Beta-cell function in type 2 diabetic patients who failed to maintain good glycemic status with a combination of maximum dosages of metformin and sulfonylurea.

Background: The aim of this study was to investigate beta-cell function and examine whether sulfonylureas (SUs) are still useful in patients with type 2 diabetes (T2DM) who failed to maintain optimal glycemic control with a combination of maximum dosages of metformin and SU. Method: T2DM who had Hb(A1c) >8% during treatment with a combination of maximum dosages of metformin and SU were studied.

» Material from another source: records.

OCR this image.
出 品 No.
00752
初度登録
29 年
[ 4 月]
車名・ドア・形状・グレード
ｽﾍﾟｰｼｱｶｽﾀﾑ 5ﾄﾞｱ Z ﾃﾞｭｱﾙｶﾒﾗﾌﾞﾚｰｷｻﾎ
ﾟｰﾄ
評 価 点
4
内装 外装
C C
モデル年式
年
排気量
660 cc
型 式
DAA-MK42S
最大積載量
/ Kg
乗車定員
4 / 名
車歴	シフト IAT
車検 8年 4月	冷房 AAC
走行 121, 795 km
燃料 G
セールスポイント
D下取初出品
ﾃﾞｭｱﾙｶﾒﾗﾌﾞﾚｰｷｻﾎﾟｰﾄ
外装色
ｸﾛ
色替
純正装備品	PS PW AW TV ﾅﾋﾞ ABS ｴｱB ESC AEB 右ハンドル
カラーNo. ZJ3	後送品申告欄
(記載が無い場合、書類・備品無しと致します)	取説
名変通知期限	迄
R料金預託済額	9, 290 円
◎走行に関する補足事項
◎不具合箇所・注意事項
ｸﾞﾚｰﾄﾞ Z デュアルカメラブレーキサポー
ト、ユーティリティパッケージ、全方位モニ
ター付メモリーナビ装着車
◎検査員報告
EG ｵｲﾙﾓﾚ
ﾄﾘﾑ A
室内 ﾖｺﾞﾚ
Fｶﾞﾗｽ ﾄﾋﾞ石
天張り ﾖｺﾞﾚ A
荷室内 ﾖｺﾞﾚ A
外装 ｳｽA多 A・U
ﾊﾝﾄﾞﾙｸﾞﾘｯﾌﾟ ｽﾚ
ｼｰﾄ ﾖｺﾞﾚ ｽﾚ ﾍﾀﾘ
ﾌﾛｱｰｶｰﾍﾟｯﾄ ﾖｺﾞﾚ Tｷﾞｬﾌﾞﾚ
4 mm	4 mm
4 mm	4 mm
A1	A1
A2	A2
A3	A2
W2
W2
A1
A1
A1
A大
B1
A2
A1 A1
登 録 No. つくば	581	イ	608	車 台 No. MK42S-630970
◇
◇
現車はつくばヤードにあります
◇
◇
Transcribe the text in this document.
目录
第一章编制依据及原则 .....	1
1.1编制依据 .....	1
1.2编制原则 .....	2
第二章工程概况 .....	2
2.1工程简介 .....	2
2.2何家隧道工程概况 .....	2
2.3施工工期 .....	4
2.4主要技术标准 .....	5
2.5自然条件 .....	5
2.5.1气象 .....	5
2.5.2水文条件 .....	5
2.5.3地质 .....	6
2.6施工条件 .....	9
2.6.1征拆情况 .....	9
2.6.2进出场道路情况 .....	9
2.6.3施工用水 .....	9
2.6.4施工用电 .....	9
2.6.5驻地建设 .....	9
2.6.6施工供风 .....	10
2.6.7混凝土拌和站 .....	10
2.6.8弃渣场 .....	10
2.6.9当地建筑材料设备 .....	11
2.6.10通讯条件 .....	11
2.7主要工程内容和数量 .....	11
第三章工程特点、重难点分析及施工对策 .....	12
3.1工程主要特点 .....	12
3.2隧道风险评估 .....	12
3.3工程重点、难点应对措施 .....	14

After enrollment, the patients were assigned to continue maximum dosages of SU and metformin for 2 weeks and then underwent the first oral glucose tolerance test (OGTT), the Max-SU OGTT. After the Max-SU OGTT, SUs were discontinued for 4 weeks and the second OGTT, the Discont-SU OGTT, was performed. After the Discont-SU OGTT, the same SU was restarted at 25% of the maximum dosage (25%Max-SU). After taking 25%Max-SU for 4 weeks, the third OGTT, the 25%Max-SU OGTT, was performed. Metformin at the same dosage was continued throughout the study. Normal OGTT (NGT) subjects, matched for age and body mass index (BMI), were also studied. Results: There were 25 T2DM and 28 NGT subjects. There was no difference in age and BMI between the two groups. The beta-cell function during Max-SU was 0.1, which was higher than 0.06 during Discont-SU (p<0.001) and also higher than 0.09 during 25%Max-SU (p=0.269). The beta-cell function during 25%Max-SU was higher than during Discont-SU (p<0.001). The beta-cell function of the NGT group was 0.34 and higher than during Max-SU (p<0.001). Fasting capillary blood glucose (FCBG) levels during Discont-SU (14.2 +/- 3.7 mmol/L) were higher than during 25%Max-SU (12.3 +/- 3.4 mmol/L) and during Max-SU (10.3 +/- 2.4 mmol/L) (p<0.05). In addition, the FCBG during Discont-SU was higher than that during 25%Max-SU (p<0.05). Conclusion: In T2DM patients who failed to achieve glycemic control with a combination of maximum dosages of metformin and SU, the beta-cell function declined compared to NGT subjects. However, the beta-cells were still responsive to SUs, which play a significant role in glycemic control.